This song will not be coming to a Top 40 playlist on a radio station near you anytime soon. But the “Rainy Day Breakfast Song,” with its clichéd lyrics and GarageBand percussion tracks, was a fun exercise in songwriting.
The Songwriting with GarageBand workshop was part of a two-day Arts Exchange for the College of Fine and Applied Arts on Oct. 27-28. Many classes throughout the college were canceled and FAA students could enroll in workshops to learn about other disciplines within the college, from hip-hop dance to stage lighting design to sustainable papermaking.
“We tried a new way of approaching education for a couple days that didn’t fit neatly with our campus’s existing models,” said Kevin Hamilton, the senior associate dean for FAA and a member of an FAA steering committee that developed the Arts Exchange. “Where other institutions reserve a week or even several weeks between semesters for this sort of exploration as a credit-bearing component of the educational experience, we had a try at a much briefer interlude and outside existing course schedules.”

Students dance to their own beats during Silent Disco, a pop-up event in the lobby of Krannert Center for the Performing Arts that was part of FAA’s Arts Exchange.
In the songwriting workshop, music professors Julie Gunn, Michael Tilley and Stephen Taylor talked about the basic structure of songs – such as meter, verse and chorus – and then demonstrated how to add tracks from GarageBand to create rhythm and melody. As a group, the students came up with lyrics, relating a love interest to breakfast on a rainy day: “You’re the sugar in my coffee, the toaster for my Pop-tart. You are the sun on a rainy day.”

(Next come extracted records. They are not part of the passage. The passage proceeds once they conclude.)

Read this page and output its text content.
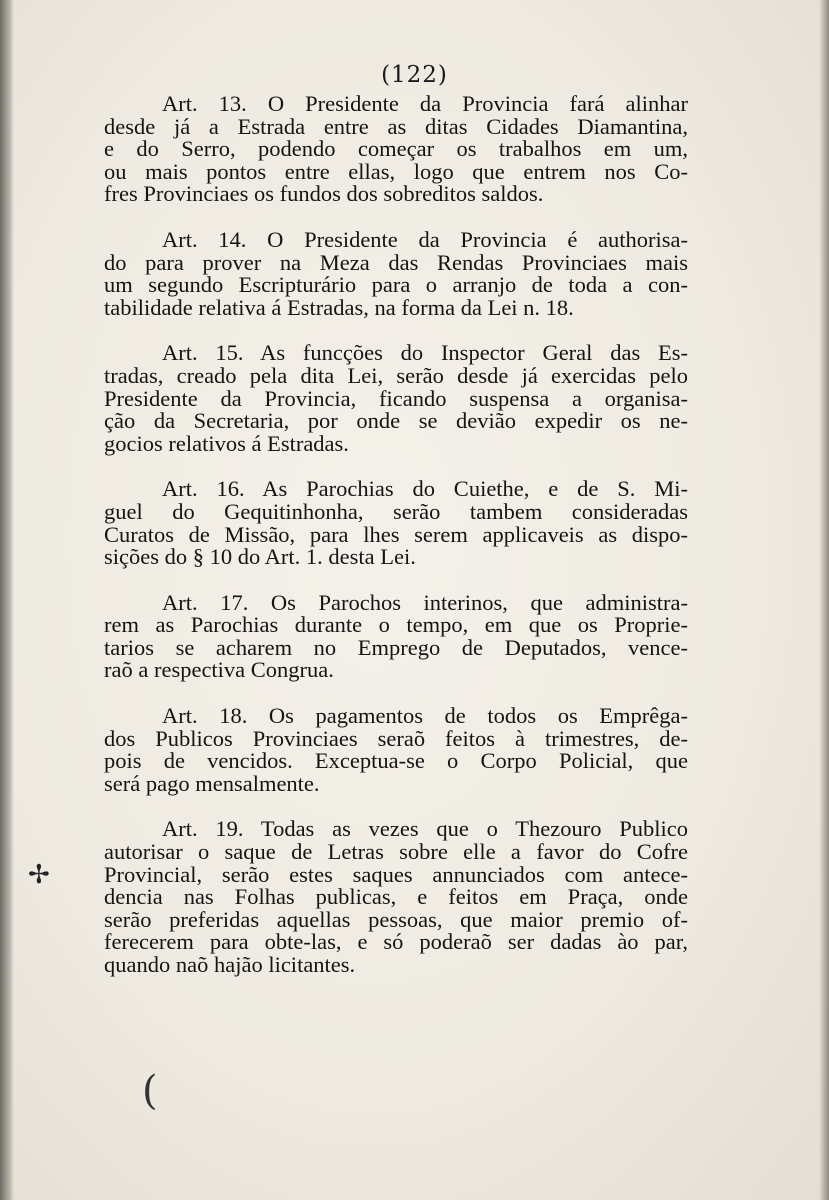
(122)
✢
(
Art. 13. O Presidente da Provincia fará alinhar
desde já a Estrada entre as ditas Cidades Diamantina,
e do Serro, podendo começar os trabalhos em um,
ou mais pontos entre ellas, logo que entrem nos Co-
fres Provinciaes os fundos dos sobreditos saldos.
Art. 14. O Presidente da Provincia é authorisa-
do para prover na Meza das Rendas Provinciaes mais
um segundo Escripturário para o arranjo de toda a con-
tabilidade relativa á Estradas, na forma da Lei n. 18.
Art. 15. As funcções do Inspector Geral das Es-
tradas, creado pela dita Lei, serão desde já exercidas pelo
Presidente da Provincia, ficando suspensa a organisa-
ção da Secretaria, por onde se devião expedir os ne-
gocios relativos á Estradas.
Art. 16. As Parochias do Cuiethe, e de S. Mi-
guel do Gequitinhonha, serão tambem consideradas
Curatos de Missão, para lhes serem applicaveis as dispo-
sições do § 10 do Art. 1. desta Lei.
Art. 17. Os Parochos interinos, que administra-
rem as Parochias durante o tempo, em que os Proprie-
tarios se acharem no Emprego de Deputados, vence-
raõ a respectiva Congrua.
Art. 18. Os pagamentos de todos os Emprêga-
dos Publicos Provinciaes seraõ feitos à trimestres, de-
pois de vencidos. Exceptua-se o Corpo Policial, que
será pago mensalmente.
Art. 19. Todas as vezes que o Thezouro Publico
autorisar o saque de Letras sobre elle a favor do Cofre
Provincial, serão estes saques annunciados com antece-
dencia nas Folhas publicas, e feitos em Praça, onde
serão preferidas aquellas pessoas, que maior premio of-
ferecerem para obte-las, e só poderaõ ser dadas ào par,
quando naõ hajão licitantes.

“Let’s explore how we can populate our song without any musical knowledge whatsoever,” Tilley said as the group decided on what GarageBand tracks to use.
Lorna Chavez, a freshman in theater with a concentration in sound design, and Ethan Mayer, a freshman in industrial design, have both used GarageBand before. Both said music is a hobby, and they were looking for tips on understanding GarageBand better.
Even for students who will never compose their own music, the workshop can provide insight into how their favorite music is created, said Taylor and Tilley.
Mayer said the Arts Exchange “is good to get (students’) feet wet (in other areas) and explore new options for possible careers they don’t know about.”
Chavez said the exchange could provide inspiration for new projects for students within their own majors.
Gunn agreed, saying the exchange gives students who are usually busy with music or theater rehearsals an opportunity to be aware of what students are doing in other areas of FAA.
“You never know what seeds it will plant,” she said.

Dance professor Rebecca Nettl-Fiol watches a student during an exercise in her Alexander Technique workshop. Students took turns holding the head of another student, one of the exercises during the workshop designed to help them be more aware of their bodies and physical habits. The workshop was part of FAA’s Arts Exchange.
Rebecca Nettl-Fiol and Philip Johnston of the dance department taught a class on the Alexander Technique, which helps people become more aware of how they hold and move their bodies – how they stand, walk or cross their arms, for example – and the ways in which their physical habits can add unnecessary tension or impair movement.
Nettl-Fiol gave up teaching her dance anatomy and kinesiology class and her choreographic process class during the Arts Exchange. She said the exchange was “a nice opportunity to see what everybody’s doing” in the college.
Hamilton said attendance was not as strong for the first try at an Arts Exchange as he’d hoped, but “going forward, we plan to work with faculty to determine the best possible way to afford such opportunities in ways students can take full advantage of them.
“Though we’re still gathering input, those who participated have voiced strong appreciation for the event,” he said. “We see great potential in this approach for providing more arts experiences outside the college as well.”